But night as a rule puts an end to all battles, because a night combat holds out no hope of advantage except under particular circumstances; and as night is better suited for a retreat than the day, so, therefore, the Commander who must look at the retreat as a thing inevitable, or as most probable, will prefer to make use of the night for his purpose.

That there are, besides the above two usual and chief causes, yet many others also, which are less or more individual and not to be overlooked, is a matter of course; for the more a battle tends towards a complete upset of equilibrium the more sensible is the influence of each partial result in hastening the turn. Thus the loss of a battery, a successful charge of a couple of regiments of cavalry, may call into life the resolution to retreat already ripening.

As a conclusion to this subject, we must dwell for a moment on the point at which the courage of the Commander engages in a sort of conflict with his reason.

If, on the one hand the overbearing pride of a victorious conqueror, if the inflexible will of a naturally obstinate spirit, if the strenuous resistance of noble feelings will not yield the battlefield, where they must leave their honour, yet on the other hand, reason counsels not to give up everything, not to risk the last upon the game, but to retain as much over as is necessary for an orderly retreat. However highly we must esteem courage and firmness in War, and however little prospect there is of victory to him who cannot resolve to seek it by the exertion of all his power, still there is a point beyond which perseverance can only be termed desperate folly, and therefore can meet with no approbation from any critic. In the most celebrated of all battles, that of Belle-Alliance, Buonaparte used his last reserve in an effort to retrieve a battle which was past being retrieved. He spent his last farthing, and then, as a beggar, abandoned both the battle-field and his crown.

CHAPTER X.
Effects of Victory

According to the point from which our view is taken, we may feel as much astonished at the extraordinary results of some great battles as at the want of results in others. We shall dwell for a moment on the nature of the effect of a great victory.

Three things may easily be distinguished here: the effect upon the instrument itself, that is, upon the Generals and their Armies; the effect upon the States interested in the War; and the particular result of these effects as manifested in the subsequent course of the campaign.

If we only think of the trifling difference which there usually is between victor and vanquished in killed, wounded, prisoners, and artillery lost on the field of battle itself, the consequences which are developed out of this insignificant point seem often quite incomprehensible, and yet, usually, everything only happens quite naturally.

We have already said in the seventh chapter that the magnitude of a victory increases not merely in the same measure as the vanquished forces increase in number, but in a higher ratio. The moral effects resulting from the issue of a great battle are greater on the side of the conquered than on that of the conqueror: they lead to greater losses in physical force, which then in turn react on the moral element, and so they go on mutually supporting and intensifying each other.
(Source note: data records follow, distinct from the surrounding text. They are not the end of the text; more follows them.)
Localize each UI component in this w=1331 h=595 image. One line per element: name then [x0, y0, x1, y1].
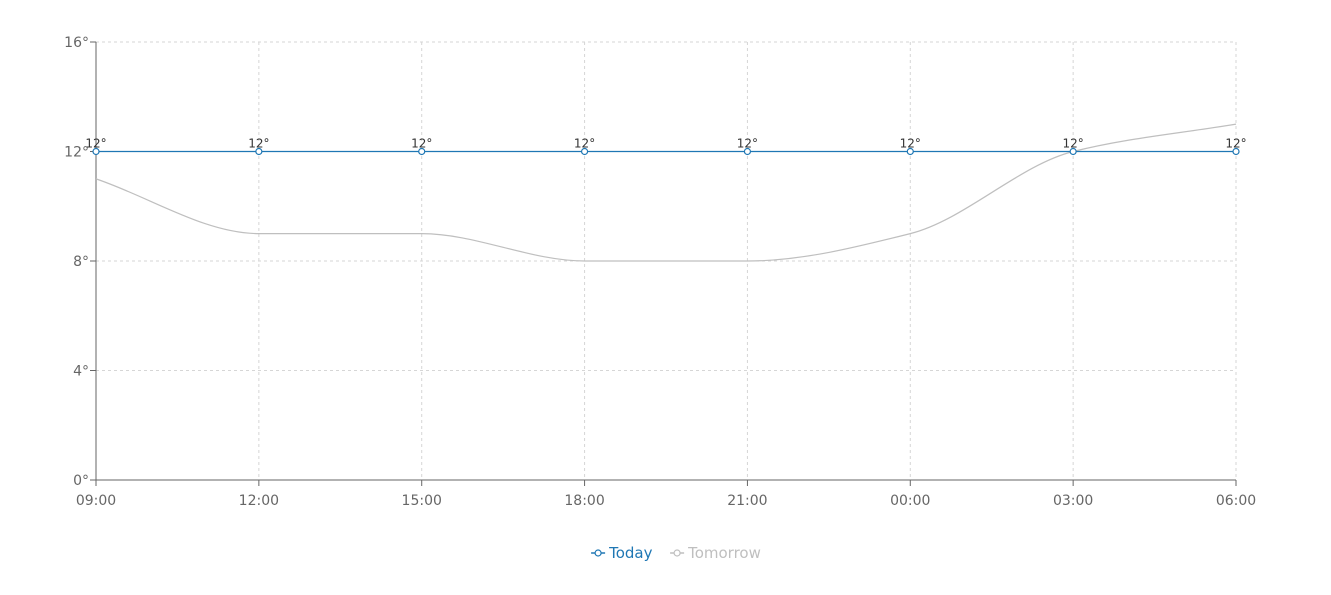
x-tick-label: 21:00 [727, 493, 767, 509]
x-tick-label: 00:00 [890, 493, 930, 509]
x-tick-label: 18:00 [564, 493, 604, 509]
data-label-today: 12° [85, 137, 106, 151]
legend-marker-tomorrow[interactable] [673, 549, 681, 557]
x-tick-label: 09:00 [76, 493, 116, 509]
data-label-today: 12° [737, 137, 758, 151]
x-tick-label: 06:00 [1216, 493, 1256, 509]
data-label-today: 12° [248, 137, 269, 151]
data-label-today: 12° [900, 137, 921, 151]
y-tick-label: 4° [73, 364, 89, 380]
y-tick-label: 16° [64, 35, 89, 51]
data-point-today[interactable] [1069, 147, 1077, 156]
data-point-today[interactable] [418, 147, 426, 156]
x-tick-label: 12:00 [239, 493, 279, 509]
data-point-today[interactable] [255, 147, 263, 156]
data-point-today[interactable] [580, 147, 589, 156]
data-label-today: 12° [1225, 137, 1246, 151]
legend-marker-today[interactable] [594, 549, 602, 557]
data-point-today[interactable] [743, 147, 752, 156]
data-label-today: 12° [411, 137, 432, 151]
x-tick-label: 15:00 [402, 493, 442, 509]
x-tick-label: 03:00 [1053, 493, 1093, 509]
series-line-tomorrow [95, 123, 1237, 262]
legend-item-tomorrow[interactable]: Tomorrow [687, 544, 761, 562]
data-point-today[interactable] [92, 147, 100, 156]
y-tick-label: 8° [73, 254, 89, 270]
data-label-today: 12° [1063, 137, 1084, 151]
data-point-today[interactable] [1232, 147, 1240, 156]
y-tick-label: 12° [64, 145, 89, 161]
legend-item-today[interactable]: Today [608, 544, 653, 562]
data-label-today: 12° [574, 137, 595, 151]
y-tick-label: 0° [73, 473, 89, 489]
data-point-today[interactable] [906, 147, 914, 156]
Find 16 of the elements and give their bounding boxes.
On this moral effect we must therefore lay special weight. It takes an opposite direction on the one side from that on the other; as it undermines the energies of the conquered so it elevates the powers and energy of the conqueror. But its chief effect is upon the vanquished, because here it is the direct cause of fresh losses, and besides it is homogeneous in nature with danger, with the fatigues, the hardships, and generally with all those embarrassing circumstances by which War is surrounded, therefore enters into league with them and increases by their help, whilst with the conqueror all these things are like weights which give a higher swing to his courage. It is therefore found, that the vanquished sinks much further below the original line of equilibrium than the conqueror raises himself above it; on this account, if we speak of the effects of victory we allude more particularly to those which manifest themselves in the army. If this effect is more powerful in an important combat than in a smaller one, so again it is much more powerful in a great battle than in a minor one. The great battle takes place for the sake of itself, for the sake of the victory which it is to give, and which is sought for with the utmost effort. Here on this spot, in this very hour, to conquer the enemy is the purpose in which the plan of the War with all its threads converges, in which all distant hopes, all dim glimmerings of the future meet, fate steps in before us to give an answer to the bold question.—This is the state of mental tension not only of the Commander but of his whole Army down to the lowest waggon-driver, no doubt in decreasing strength but also in decreasing importance.

According to the nature of the thing, a great battle has never at any time been an unprepared, unexpected, blind routine service, but a grand act, which, partly of itself and partly from the aim of the Commander, stands out from amongst the mass of ordinary efforts, sufficiently to raise the tension of all minds to a higher degree. But the higher this tension with respect to the issue, the more powerful must be the effect of that issue.